Ciclo sugli alberi seguendo l'itinerario divulgativo
del libro "Alberologia" di Antonio De Bono, edito da Osanna Edizioni
Le esperienze monastiche
Mitologia cristiana
La Sacra Bibbia ci parla di alberi proprio nel capitolo primo della creazione del cielo e della terra.
Genesi: e Dio disse: La terra produca germogli, erbe che producano seme e alberi da frutto, che facciano sulla terra frutto con il seme, ciascuno secondo la sua specie.
E ancora: Il Signore Dio fece germogliare dal suolo ogni sorta di alberi graditi alla vista e buoni da mangiare, tra cui l’albero della vita in mezzo al giardino e l’albero della conoscenza del bene e del male (G:1,11).
La vita dell’uomo inizia dopo quella degli alberi, poiché venne plasmato e collocato nel giardino dell’Eden, e lo stesso Gesù, il figlio di Dio fattosi uomo, muore inchiodato su una croce di legno.
Tuttavia, fino all’Apocalisse, la parola albero compare nella Sacra Bibbia – antico e nuovo testamento – nella Genesi per ben altre 128 volte, con particolare riferimento alle seguenti specie: acacia (28), cedro (49), cipresso (16), gelso (1), larice (3), leccio (1), mandorlo (3), melo (3), melograno (6), mirra (17), olivo (20), palma (16), pioppo (2), platano (3), quercia (8), sicomoro (1), tamarindo (1).

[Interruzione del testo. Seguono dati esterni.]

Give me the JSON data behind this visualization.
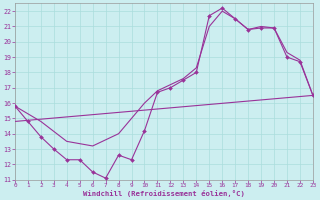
{
  "bg_color": "#cceef0",
  "grid_color": "#aadddd",
  "line_color": "#993399",
  "xlabel": "Windchill (Refroidissement éolien,°C)",
  "xlim": [
    0,
    23
  ],
  "ylim": [
    11,
    22.5
  ],
  "xticks": [
    0,
    1,
    2,
    3,
    4,
    5,
    6,
    7,
    8,
    9,
    10,
    11,
    12,
    13,
    14,
    15,
    16,
    17,
    18,
    19,
    20,
    21,
    22,
    23
  ],
  "yticks": [
    11,
    12,
    13,
    14,
    15,
    16,
    17,
    18,
    19,
    20,
    21,
    22
  ],
  "jagged_x": [
    0,
    1,
    2,
    3,
    4,
    5,
    6,
    7,
    8,
    9,
    10,
    11,
    12,
    13,
    14,
    15,
    16,
    17,
    18,
    19,
    20,
    21,
    22,
    23
  ],
  "jagged_y": [
    15.8,
    14.8,
    13.8,
    13.0,
    12.3,
    12.3,
    11.5,
    11.1,
    12.6,
    12.3,
    14.2,
    16.7,
    17.0,
    17.5,
    18.0,
    21.7,
    22.2,
    21.5,
    20.8,
    20.9,
    20.9,
    19.0,
    18.7,
    16.5
  ],
  "smooth_x": [
    0,
    2,
    4,
    6,
    8,
    10,
    11,
    12,
    13,
    14,
    15,
    16,
    17,
    18,
    19,
    20,
    21,
    22,
    23
  ],
  "smooth_y": [
    15.8,
    14.8,
    13.5,
    13.2,
    14.0,
    16.0,
    16.8,
    17.2,
    17.6,
    18.3,
    21.0,
    22.0,
    21.5,
    20.8,
    21.0,
    20.9,
    19.3,
    18.8,
    16.5
  ],
  "trend_x": [
    0,
    23
  ],
  "trend_y": [
    14.8,
    16.5
  ]
}
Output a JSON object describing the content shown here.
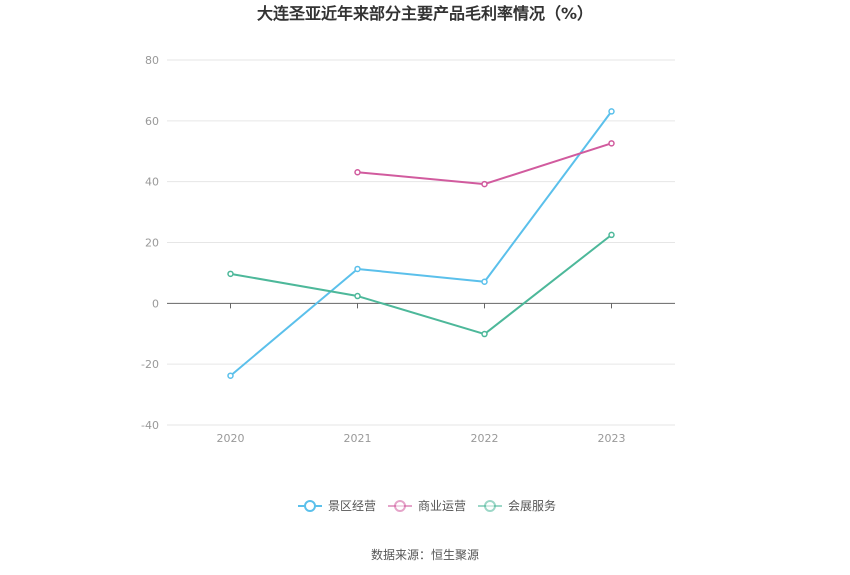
{
  "chart_data": {
    "type": "line",
    "title": "大连圣亚近年来部分主要产品毛利率情况（%）",
    "categories": [
      "2020",
      "2021",
      "2022",
      "2023"
    ],
    "y_ticks": [
      "80",
      "60",
      "40",
      "20",
      "0",
      "-20",
      "-40"
    ],
    "ylim": [
      -40,
      80
    ],
    "grid": true,
    "legend_position": "bottom",
    "series": [
      {
        "name": "景区经营",
        "color": "#5bc0eb",
        "values": [
          -23.8,
          11.3,
          7.1,
          63.1
        ]
      },
      {
        "name": "商业运营",
        "color": "#d15b9e",
        "values": [
          null,
          43.1,
          39.2,
          52.6
        ]
      },
      {
        "name": "会展服务",
        "color": "#4db89a",
        "values": [
          9.7,
          2.4,
          -10.1,
          22.5
        ]
      }
    ]
  },
  "source_text": "数据来源：恒生聚源"
}
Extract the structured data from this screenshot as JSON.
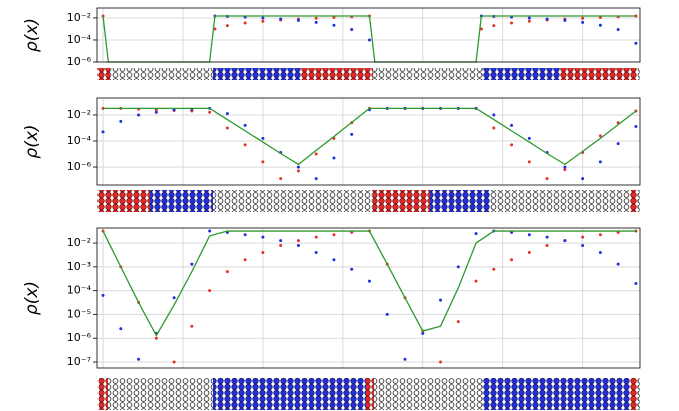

La croce vene innalzata sul Golgota, fuori Gerusalemme, vicino al punto in cui era stato sepolto Adamo in modo che il sangue del Redentore battezzasse il primo suolo purificandolo dal peccato originale.
La croce, durante i primi decenni del Cristianesimo, non veniva considerata uno dei simboli della religione perché, essendo ancora usata come patibolo, cioè strumento di esecuzione capitale, indicarla come simbolo religioso sarebbe stato di cattivo auspicio per i posteri.
Solo in un secondo momento, cioè durante la cristianizzazione dell’Europa pagana e nordica, la croce è servita per estirpare dalle campagne il culto reso a tutti gli alberi sacri e ai boschi.
Tuttavia il legame del cristiano con la natura e con l’albero in particolare ebbe esempi di alta testimonianza.
San Paolo, il primo eremita, si riparò nel deserto della Tebaide, sotto una palma, della quale si servi per cibarsi e vestirsi. Altri eremiti, nel tempo, si rifugiarono nei boschi. Ben presto nelle foreste vennero costruiti i primi monasteri, dove si sarebbero stabiliti i monaci che le dissodarono e coltivarono realizzando orti.
Per citarne alcuni si ricorda San Benedetto che si stabilì sul monte Cassino, San Bernardo si stanziò a Chiaravalle, San Giovanni Gualberto nella foresta di Vallombrosa.
San Romualdo, si appartò nella silenziosa foresta casentinese e a Camaldoli fondò l’eremo. San Francesco abitò la selva di Assisi, San Guglielmo da Vercelli si insediò prima nella foresta di Gallipoli Cognato ad Accettura (Matera), per trasferirsi successivamente nella piana di Goleto, presso Nusco (Avellino), dove gli servì da cella il cavo di un gigantesco albero.
Una scelta simile fu fatta dal Beato Vivaldo di San Gimignano, il quale si ritirò nella selva di Camporena in provincia di Firenze, la sua dimora era il tronco cavo di un castagno dove visse e morì. Anche **Sant’Antonio*** da Padova visse all’ombra di un maestoso noce, dove si ritirava in contemplazione e preghiera.
Se è vero come è vero che la scienza forestale è nata in Italia, certamente i primi esperimenti scientifici sono stati prodotti dai frati che si erano stabiliti nelle foreste e vi avevano introdotto ed eseguito le prime cure. Proprio loro fornirono altri interessanti esempi di coltivazione forestale, la pratica del taglio raso e successivamente l’impianto di nuovi boschi con rinnovazione artificiale…e a tutto ciò non fu mai estranea l’applicazione del motto benedettino adottato da molti ordini “Ora et Labora”.